Johan had decided to frame both photos ornately.
It was a good choice aesthetically. The contrast of the dark backgrounds against Opal’s almost ghostly pale skin seemed further enhanced by the garish yellow gold.
The framing also had the effect of rendering the images with a sense of biblical timelessness.
In the first, she was a Madonna, bereft without her child.
In the second, Opal was looking up at the camera, her eyes shining with a mixture of awe and sorrow.
She was witness to the resurrection. With her hands outstretched before her, palms to the sky.
Opal saw herself as Johan must have intended; beside the first portrait she seemed like a woman awaiting the rapture, wild-eyed but ecstatic.
Opal didn’t notice she was crying until Adam placed a tentative hand on her shoulder.
‘They’re magnificent, Johan,’ Heather said quietly, as though reluctant to admit it.
‘Thank you, Heather,’ Johan responded as graciously as he could. Only the merest hint of smugness crept into his voice.
‘So why didn’t you want to show the first photo?’ Ruby asked.
Opal swiped the tears from her face roughly. ‘It was me. I asked Johan if we could keep that photo between us. I wasn’t quite ready to …’
Opal’s voice cracked, and Ruby jumped in, before she could struggle on. ‘You don’t need to explain.’
Opal gulped down a sob and nodded.
For Ruby’s reading, the group made their way back to the orangery and settled around the table. Noah sat down beside Opal and offered her a kind smile, although he didn’t reach out or make any physical contact, Opal noticed. She tried to steady herself with a few deep breaths.
‘This is called, “I wish you were dead”.’ Ruby’s tone was flat and unemotional as she stood before them. It was uncanny to watch Ruby transform into her stage persona; even the smallest giveaways of her unease suddenly vanished. Ruby was suddenly impenetrably calm.
‘Or maybe something wankier, like “The wishful requiem”; anyway, whatever, here it is.’

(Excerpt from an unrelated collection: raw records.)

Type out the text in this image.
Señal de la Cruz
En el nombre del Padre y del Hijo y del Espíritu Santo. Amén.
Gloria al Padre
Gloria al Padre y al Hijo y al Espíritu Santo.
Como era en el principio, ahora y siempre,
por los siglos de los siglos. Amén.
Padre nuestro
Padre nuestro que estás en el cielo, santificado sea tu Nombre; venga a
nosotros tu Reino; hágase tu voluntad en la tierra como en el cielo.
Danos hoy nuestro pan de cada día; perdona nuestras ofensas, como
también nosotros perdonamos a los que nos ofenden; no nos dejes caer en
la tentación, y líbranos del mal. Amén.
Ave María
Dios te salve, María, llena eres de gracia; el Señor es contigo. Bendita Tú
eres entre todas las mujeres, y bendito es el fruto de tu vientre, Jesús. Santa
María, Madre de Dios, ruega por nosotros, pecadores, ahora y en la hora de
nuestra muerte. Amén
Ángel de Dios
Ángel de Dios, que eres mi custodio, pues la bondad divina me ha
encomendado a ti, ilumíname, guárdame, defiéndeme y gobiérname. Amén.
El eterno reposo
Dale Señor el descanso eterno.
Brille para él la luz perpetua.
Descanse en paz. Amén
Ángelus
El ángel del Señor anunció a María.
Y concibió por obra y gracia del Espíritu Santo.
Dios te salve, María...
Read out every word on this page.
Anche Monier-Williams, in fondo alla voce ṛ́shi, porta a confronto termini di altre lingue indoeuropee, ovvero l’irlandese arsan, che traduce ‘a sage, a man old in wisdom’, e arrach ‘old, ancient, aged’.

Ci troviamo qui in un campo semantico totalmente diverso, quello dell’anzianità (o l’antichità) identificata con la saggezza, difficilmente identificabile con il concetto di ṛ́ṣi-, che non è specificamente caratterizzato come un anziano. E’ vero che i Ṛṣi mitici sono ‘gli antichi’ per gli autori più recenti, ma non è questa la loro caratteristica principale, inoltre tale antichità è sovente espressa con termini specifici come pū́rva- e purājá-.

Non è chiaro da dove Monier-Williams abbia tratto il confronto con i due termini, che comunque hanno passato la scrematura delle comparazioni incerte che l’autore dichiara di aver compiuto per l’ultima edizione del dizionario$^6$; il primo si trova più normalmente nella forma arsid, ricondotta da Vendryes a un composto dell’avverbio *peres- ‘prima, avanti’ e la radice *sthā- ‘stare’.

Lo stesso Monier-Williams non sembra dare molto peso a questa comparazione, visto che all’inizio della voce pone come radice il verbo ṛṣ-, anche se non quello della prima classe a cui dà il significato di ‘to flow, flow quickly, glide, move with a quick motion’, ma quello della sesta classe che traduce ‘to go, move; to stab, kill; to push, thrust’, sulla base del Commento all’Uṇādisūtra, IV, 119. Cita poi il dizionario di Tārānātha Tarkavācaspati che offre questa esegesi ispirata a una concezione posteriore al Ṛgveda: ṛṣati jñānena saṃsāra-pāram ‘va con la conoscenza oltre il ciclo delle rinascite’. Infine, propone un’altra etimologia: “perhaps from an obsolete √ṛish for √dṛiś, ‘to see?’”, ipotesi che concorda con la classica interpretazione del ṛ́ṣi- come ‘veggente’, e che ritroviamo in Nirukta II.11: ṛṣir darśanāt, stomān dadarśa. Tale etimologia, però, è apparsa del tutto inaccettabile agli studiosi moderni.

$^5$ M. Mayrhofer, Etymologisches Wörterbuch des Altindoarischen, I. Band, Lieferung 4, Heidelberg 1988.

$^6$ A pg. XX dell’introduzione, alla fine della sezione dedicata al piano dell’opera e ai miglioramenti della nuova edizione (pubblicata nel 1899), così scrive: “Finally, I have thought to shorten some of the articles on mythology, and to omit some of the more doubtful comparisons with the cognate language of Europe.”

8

Ruby straightened, and fixed her gaze at some invisible point just beyond the backs of their heads.
‘I wish you were dead,
and resting not in peace,
but in a state of unrelenting violence.
The kind you meted out,
or, hopefully even worse than that,
you feel the same crush of pain you caused
as unremitting remorse
I wish you the worst.
Many unhappy returns.
You made me in your own image of cruelty,
and it is my burden
To try and resist that legacy
of being the child born not of love,
but conceived in deepest fear.
I wish you weren’t here.
Don’t cross the sea to see
me, I do hope you will never think to find.
But in my blood you live,
and in the contours of my own face
I often catch you smiling at me.
The taunting grin of evil.
The taunting grin of absence.
I wish you were dead.
How I’d write a damning
eulogy for the worst man in the whole world.
You have set the bar low – at least –
for all the men who live here on earth.
But I find myself hoping sometimes
they will all join you in hell.
So along with all your disciples,
I wish you were dead, Dad.’
That last word, delivered with such a sting of venom, seemed to ricochet off the glass all around them.
And there was silence for a time, heavy in the warm air.
Opal watched Ruby Tongue vanish in those moments and leave behind a more human version of herself, the Ruby they all knew, the one who had to carry the pain that her alter ego had the luxury of expelling into the world.
As a slow deliberate clapping began, Ruby bowed her head.
To Opal it seemed an admission of exhaustion.
Maybe it wasn’t until that very second that Opal truly appreciated how draining these three themes – birth, death and sex – that she had so causally thought up, would be for the artists who harvested their souls to rise to the challenge.